In the renewable energy sector, the Seaway Yudin re-started work on the Formosa 2 project in Taiwan, then demobilized to Indonesia. It should return in 1Q 2022 to complete its scope for the project. Also, the Seaway Phoenix has been laying inner-array cables for the Yunlin project offshore Taiwan.
The Seaway Aimery, Seaway Moxie, and Simar Esperança were fully occupied installing inner-array cables for the Hornsea II project in the UK North Sea, while the Seaway Strashnov has installed monopiles at Hollandse Kust Zuid offshore the Netherlands.
The company installed the first suction caisson jackets for the Seagreen project in the UK sector.

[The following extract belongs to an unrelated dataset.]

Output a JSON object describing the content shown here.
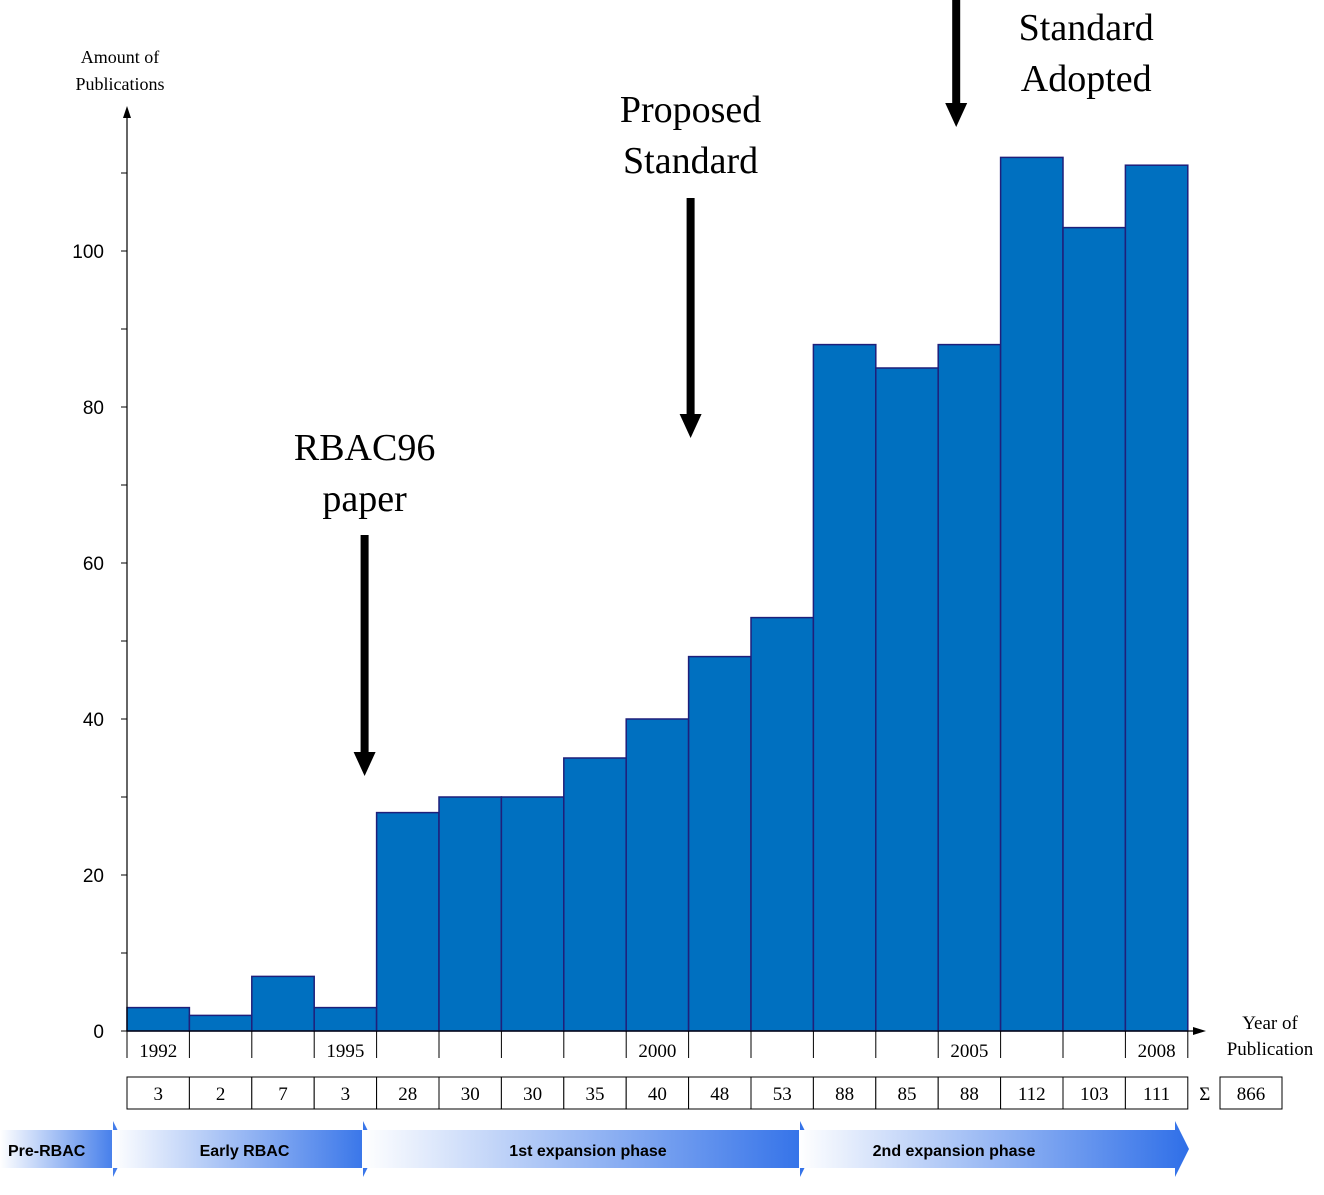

Next year Subsea 7 will have pipelay support vessels working for Petrobras offshore Brazil. The vessels will operate 4insight technology developed by subsea 7 subsidiary, 4Subsea: this uses data generated by the vessels and their pipelay operations to optimize vessel uptime and maximize overall performance, the company said.
Looking ahead, while the company’s activity on early-stage projects has risen steeply, it also plans a temporary cut to the active Subsea and Conventional fleet for 2022 ahead of the anticipated recovery in offshore activity in 2023.
The Renewables division is tendering for projects set to be given the green light in 2022, including in Asia, Europe, and the US.